Dominating the news has been Jihadist group ISIS (Islamic State of Iraq and Syria). As ISIS seized control of a number of cities in Iraq, ex-British PM Tony Blair called for western intervention and moved to defend the 2003 invasion of the country in which he played such a prominent role. Blair labelled charges that the invasion and occupation of Iraq, which ISIS was formed in direct response to, were responsible for the current situation as “bizarre.” He went on to blame the Syrian civil war and western inaction towards that conflict saying, “The civil war in Syria with its attendant disintegration is having its predictable and malign effect. Iraq is now in mortal danger. The whole of the Middle East is under threat.” Some may suggest that even if there is some truth in that statement, Blair’s close ties to Syrian dictator Bashar Al-Assad while in office (who he even considered offering a knighthood in 2002) still leave him complicit. One thing though seems certain – with Blair now consistently calling for military action against him, Al-Assad must feel let down. If alleged war criminals can’t count on each other, who can they count on?
Prime Minister Tony “I am a conservationist” Abbott visited North America this past fortnight. Abbott and similarly-minded Canadian PM Stephen Harper took the opportunity to voice their opposition to carbon pricing and emissions trading. Despite a recent report by the World Bank that found found 39 countries had adopted such schemes, Abbott said, “There is no sign – no sign – that trading schemes are increasingly being adopted. If anything, trading schemes are being discarded, not adopted.” Obviously an innocent mistake – what reason would a man who labelled climate change as “crap” in 2009 have to cloud the issue in any way? Though some suggested his stance may cause friction with US President Barack Obama, the pair co-authored an Op-Ed piece titled “Obama and Abbott: The US and Australia make common cause in the Pacific.” This, along with Abbott’s championing of the “Five Eye”s security agreement, shows he does at least have one eye on the future (see what I did there?) A spirit of co-operation will be important in the future, as I imagine, at least if Tone gets his way, that things will get quite cosy after sea levels rise and humanity struggles for ever-dwindling resources.

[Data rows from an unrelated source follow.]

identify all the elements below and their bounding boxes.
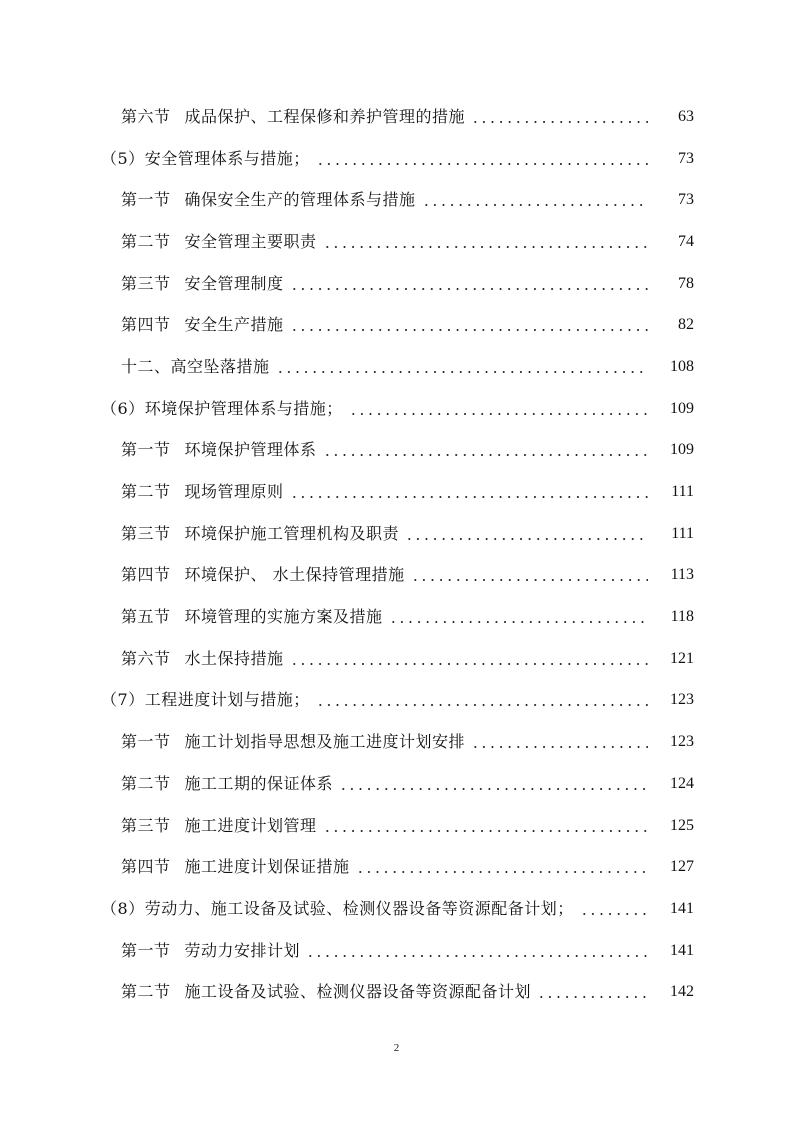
toc-entry[interactable] bbox=[0, 179, 793, 221]
dot-leader bbox=[290, 663, 648, 665]
toc-entry-title: 安全管理体系与措施； bbox=[144, 148, 310, 168]
toc-entry-page: 142 bbox=[670, 983, 694, 1001]
toc-entry-number: 第二节 bbox=[121, 982, 171, 1002]
dot-leader bbox=[471, 746, 648, 748]
toc-entry[interactable] bbox=[0, 263, 793, 305]
toc-entry-text bbox=[121, 357, 654, 377]
toc-entry-text bbox=[121, 649, 654, 669]
dot-leader bbox=[316, 163, 648, 165]
toc-entry-number: 第四节 bbox=[121, 315, 171, 335]
toc-entry-page: 123 bbox=[670, 691, 694, 709]
toc-entry-page: 73 bbox=[678, 149, 694, 167]
toc-entry[interactable] bbox=[0, 596, 793, 638]
toc-entry[interactable] bbox=[0, 221, 793, 263]
dot-leader bbox=[349, 413, 648, 415]
toc-entry-text bbox=[121, 274, 654, 294]
toc-entry-page: 78 bbox=[678, 274, 694, 292]
toc-entry-number: （7） bbox=[101, 690, 145, 710]
toc-entry-text bbox=[121, 190, 654, 210]
toc-entry[interactable] bbox=[0, 680, 793, 722]
toc-entry[interactable] bbox=[0, 430, 793, 472]
dot-leader bbox=[580, 913, 648, 915]
toc-entry-page: 141 bbox=[670, 941, 694, 959]
toc-entry-number: 第六节 bbox=[121, 106, 171, 126]
toc-entry-page: 123 bbox=[670, 733, 694, 751]
toc-entry-page: 118 bbox=[670, 608, 694, 626]
toc-entry-page: 109 bbox=[670, 441, 694, 459]
toc-entry-text bbox=[101, 899, 654, 919]
toc-entry[interactable] bbox=[0, 888, 793, 930]
toc-entry-text bbox=[121, 565, 654, 585]
dot-leader bbox=[276, 371, 648, 373]
dot-leader bbox=[290, 329, 648, 331]
toc-entry-title: 劳动力、施工设备及试验、检测仪器设备等资源配备计划； bbox=[144, 898, 574, 918]
toc-entry-title: 环境保护管理体系与措施； bbox=[144, 398, 343, 418]
toc-entry-title: 十二、高空坠落措施 bbox=[121, 356, 270, 376]
toc-entry[interactable] bbox=[0, 638, 793, 680]
toc-entry-number: 第二节 bbox=[121, 482, 171, 502]
toc-entry-page: 108 bbox=[670, 357, 694, 375]
toc-entry-title: 环境保护施工管理机构及职责 bbox=[184, 523, 400, 543]
toc-entry-text bbox=[121, 232, 654, 252]
toc-entry-number: 第六节 bbox=[121, 648, 171, 668]
toc-entry-number: （6） bbox=[101, 398, 145, 418]
toc-entry[interactable] bbox=[0, 346, 793, 388]
toc-entry-title: 施工进度计划保证措施 bbox=[184, 857, 350, 877]
toc-entry-title: 确保安全生产的管理体系与措施 bbox=[184, 190, 416, 210]
toc-entry[interactable] bbox=[0, 304, 793, 346]
toc-entry[interactable] bbox=[0, 513, 793, 555]
toc-entry-title: 劳动力安排计划 bbox=[184, 940, 301, 960]
toc-entry-number: 第一节 bbox=[121, 732, 171, 752]
dot-leader bbox=[537, 996, 648, 998]
toc-entry-page: 141 bbox=[670, 899, 694, 917]
toc-entry-number: （8） bbox=[101, 898, 145, 918]
dot-leader bbox=[471, 121, 648, 123]
toc-entry-page: 63 bbox=[678, 107, 694, 125]
toc-entry[interactable] bbox=[0, 805, 793, 847]
dot-leader bbox=[290, 496, 648, 498]
toc-entry-text bbox=[121, 482, 654, 502]
dot-leader bbox=[316, 704, 648, 706]
toc-entry-page: 111 bbox=[671, 524, 694, 542]
toc-entry-page: 121 bbox=[670, 649, 694, 667]
toc-entry-title: 成品保护、工程保修和养护管理的措施 bbox=[184, 106, 466, 126]
toc-entry[interactable] bbox=[0, 763, 793, 805]
dot-leader bbox=[306, 955, 648, 957]
toc-entry[interactable] bbox=[0, 96, 793, 138]
toc-entry[interactable] bbox=[0, 555, 793, 597]
toc-entry-number: 第三节 bbox=[121, 815, 171, 835]
toc-entry-title: 安全管理主要职责 bbox=[184, 231, 317, 251]
toc-entry-text bbox=[101, 399, 654, 419]
toc-entry-title: 施工计划指导思想及施工进度计划安排 bbox=[184, 732, 466, 752]
toc-entry-text bbox=[121, 440, 654, 460]
toc-entry-title: 环境保护管理体系 bbox=[184, 440, 317, 460]
toc-entry[interactable] bbox=[0, 930, 793, 972]
toc-entry[interactable] bbox=[0, 971, 793, 1013]
toc-entry-text bbox=[121, 941, 654, 961]
toc-entry-title: 安全管理制度 bbox=[184, 273, 284, 293]
dot-leader bbox=[422, 204, 648, 206]
page-number: 2 bbox=[393, 1042, 400, 1054]
toc-entry-title: 施工进度计划管理 bbox=[184, 815, 317, 835]
toc-entry-number: 第二节 bbox=[121, 773, 171, 793]
toc-entry-title: 施工工期的保证体系 bbox=[184, 773, 334, 793]
dot-leader bbox=[405, 538, 648, 540]
toc-entry-page: 82 bbox=[678, 316, 694, 334]
toc-entry-title: 安全生产措施 bbox=[184, 315, 284, 335]
toc-entry-title: 水土保持措施 bbox=[184, 648, 284, 668]
toc-entry-page: 109 bbox=[670, 399, 694, 417]
toc-entry-text bbox=[121, 607, 654, 627]
toc-entry-number: 第一节 bbox=[121, 190, 171, 210]
toc-entry[interactable] bbox=[0, 721, 793, 763]
dot-leader bbox=[339, 788, 648, 790]
toc-entry-text bbox=[121, 816, 654, 836]
toc-entry-number: 第四节 bbox=[121, 857, 171, 877]
toc-entry-page: 73 bbox=[678, 191, 694, 209]
toc-entry-page: 111 bbox=[671, 483, 694, 501]
dot-leader bbox=[356, 871, 648, 873]
toc-entry-title: 施工设备及试验、检测仪器设备等资源配备计划 bbox=[184, 982, 532, 1002]
toc-entry-text bbox=[121, 857, 654, 877]
toc-entry-number: 第四节 bbox=[121, 565, 171, 585]
dot-leader bbox=[411, 579, 648, 581]
toc-entry-number: 第三节 bbox=[121, 523, 171, 543]
toc-entry-title: 环境管理的实施方案及措施 bbox=[184, 607, 383, 627]
toc-entry-number: 第五节 bbox=[121, 607, 171, 627]
toc-entry-text bbox=[121, 524, 654, 544]
toc-entry-text bbox=[121, 982, 654, 1002]
dot-leader bbox=[323, 246, 648, 248]
toc-entry-text bbox=[121, 774, 654, 794]
toc-entry-number: （5） bbox=[101, 148, 145, 168]
toc-entry-text bbox=[101, 690, 654, 710]
toc-entry[interactable] bbox=[0, 471, 793, 513]
toc-entry-page: 113 bbox=[670, 566, 694, 584]
table-of-contents bbox=[0, 96, 793, 1013]
toc-entry-number: 第二节 bbox=[121, 231, 171, 251]
toc-entry-text bbox=[121, 732, 654, 752]
dot-leader bbox=[323, 454, 648, 456]
dot-leader bbox=[290, 288, 648, 290]
toc-entry-page: 125 bbox=[670, 816, 694, 834]
toc-entry[interactable] bbox=[0, 138, 793, 180]
toc-entry-title: 现场管理原则 bbox=[184, 482, 284, 502]
dot-leader bbox=[389, 621, 648, 623]
toc-entry-page: 74 bbox=[678, 232, 694, 250]
toc-entry-page: 124 bbox=[670, 774, 694, 792]
toc-entry-page: 127 bbox=[670, 858, 694, 876]
toc-entry-number: 第一节 bbox=[121, 940, 171, 960]
dot-leader bbox=[323, 830, 648, 832]
toc-entry-number: 第三节 bbox=[121, 273, 171, 293]
toc-entry-text bbox=[121, 315, 654, 335]
toc-entry[interactable] bbox=[0, 846, 793, 888]
toc-entry-text bbox=[101, 149, 654, 169]
toc-entry-number: 第一节 bbox=[121, 440, 171, 460]
toc-entry[interactable] bbox=[0, 388, 793, 430]
toc-entry-title: 环境保护、 水土保持管理措施 bbox=[184, 565, 405, 585]
toc-entry-title: 工程进度计划与措施； bbox=[144, 690, 310, 710]
toc-entry-text bbox=[121, 107, 654, 127]
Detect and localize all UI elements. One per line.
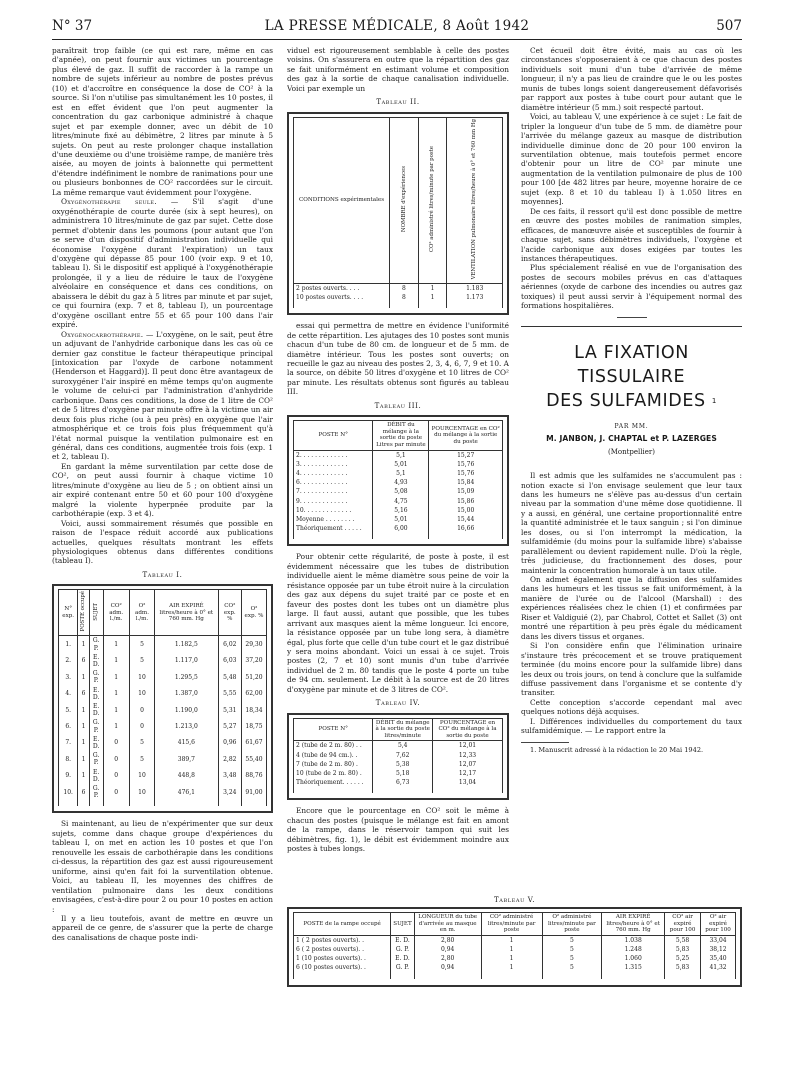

Back in Australia, Federal Treasurer Joe Hockey likened criticism of the budget to “class warfare” and labelled the current welfare system “unsustainable,” though a recent report by the Melbourne Institute of Applied Economic and Social Research found that since 2001 the percentage of working age Australians reliant on welfare had fallen from two percent to 18.5 percent. Hockey went on to suggest high income earners and corporations may consider Australia’s progressive tax system unfair. Some may argue a recent report by Oxfam which found “the richest one percent of Australians now own the same wealth as the bottom 60 percent” obliterates this argument, but I can see where Joe’s coming from. It must be awfully annoying for them to find and retain a creative account to fiddle their taxes for them.
(Ed’s note – OK, I gave Joe the title ‘JOHO” – no offence Joe, just fitted the by-line)
Liberal Senator Cory “common sense lives here” Bernardi has been talking up recent successes of conservative factions the Tea Party in the US and the UK Independence Party (UKIP) in EU elections. Bernardi said of the successes, ”The message seems very clear, the people want something different to what establishment politics is offering,” and suggested they were proof major parties were ignoring “mainstream” views. Whether the views of Bernardi, a man who has equated same-sex marriage with legalised bestiality, or the organisations he admires are truly “mainstream” is questionable, although I suppose UKIP’s “racist populism” as a disgruntled ex-member of Indian heritage described it, doesn’t sound too far off Australia’s current asylum seeker policy.
In sports news, the 2014 FIFA World Cup is well under way in Brazil. 32 nations will fight it out for international football’s biggest prize. The tournament, which it is estimated will cost the host over US$11 billion and that has inspired nationwide protests, promises to be a lucrative success for corruption-riddled FIFA and their corporate partners, but with police having arrested social activists without explanation and allegedly using excessive force against protesters, maybe not so much of one for the people of Brazil.